Le 17 août, Svetlana Tsikhanoùskaïa, restée distante depuis son exil forcé en Lituanie, diffuse une vidéo dans laquelle elle dit assumer le rôle de dirigeante de transition et vouloir procéder à la constitution d’un conseil national de coordination, en vue du départ d’Alexandre Loukachenko et la tenue de nouvelles élections : présidentielle, législatives et locales. Lundi 17 au soir, son staff resté en Biélorussie diffuse une première liste censé incarner l’unité nationale et comprenant des personnalités des arts, des organisations de défense des droits humains et du monde du travail mais également quelques figures politiques de l’ancienne opposition plutôt orientées à droite. On y retrouve également un délégué d’une usine métallurgique mais la composition est censée s’élargir par la présence de délégués représentant chaque grande usine en grève. Dans le même temps, les militants des syndicats indépendants, dont la plupart sont officiellement interdits, constituent des comités de grève pour chaque usine où les ouvriers débrayent et annoncent le 18 août la constitution d’un Comité national de grève qui organise la solidarité des non-grévistes avec caisse nationale de grève et collecte de matériel scolaire pour assurer la prochaine rentrée scolaire des enfants des ouvriers grévistes.
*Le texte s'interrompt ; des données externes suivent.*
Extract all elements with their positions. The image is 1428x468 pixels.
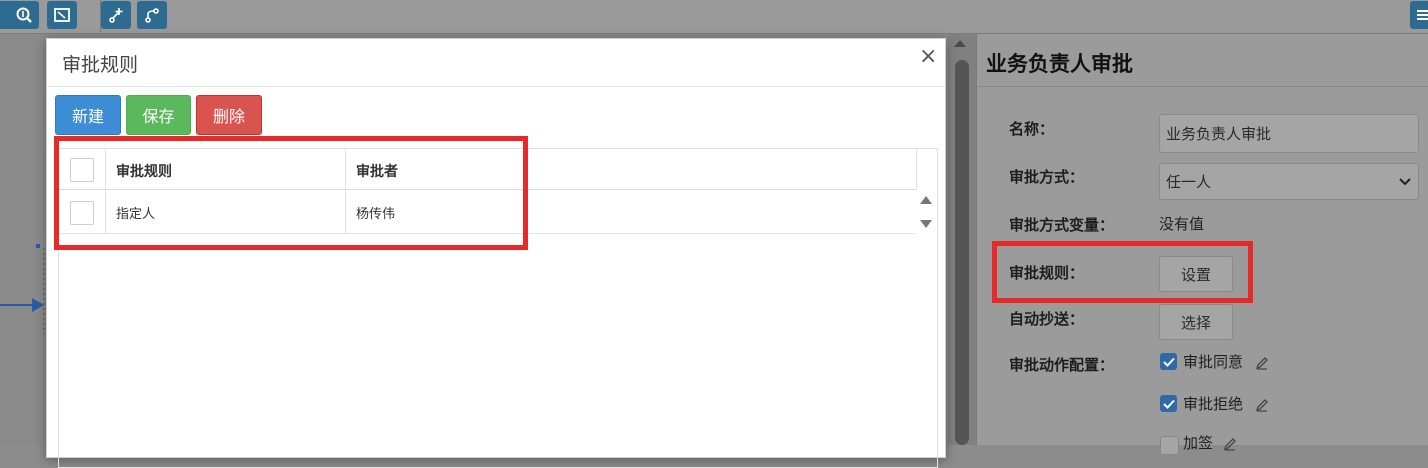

Le régime Loukachenko va-t-il tomber ? La Russie cherchera-elle à le sauver ou au contraire à le couler ? Loukachenko enregistre en tout cas maintenant de plus en plus de défections dans ses rangs (des agents de police et des militaires brûlent leur uniforme en vidéo) et se fait chahuter par des « Vas-t-en ! » lorsqu’il tente de se présenter le 17 août devant des AG d’ouvriers qu’ils pensaient acquis à lui. Si le régime tombe grâce à la mobilisation populaire mais aussi grâce à la mobilisation des ouvriers en grève générale - qui enthousiasment tant les gouvernements de l’Union européenne tant que cela ne se passe pas chez eux -, les autorités de transition vont-elles pleinement intégrer les considérations du monde ouvrier et plus largement du peuple mobilisé, une fois le changement de régime acquis ? Personne ne peut être naïf sur les intérêts que défendront les uns et les autres mais les modalités mêmes de la révolution biélorusse actuelle, dans tout le pays et non uniquement dans la capitale, avec une forte dimension populaire et ouvrière, en font une expérience inédite par rapport aux différents soulèvements politiques qu’ont connus les pays ex-soviétiques au cours des 30 dernières années.

Le 18 août 2020

Jean-Charles Lallemand
Co-auteur du livre Biélorussie, mécanique d’une dictature, Paris, Les Petits matins, 2007.

Illustration :
Les ouvriers de l’usine de tracteurs MTZ dans Minsk le 14 août derrière leur banderole : « Pas des moutons, pas du bétail, pas de la populace, nous sommes les ouvriers de MTZ. Nous ne sommes pas 20 mais 16 000 ».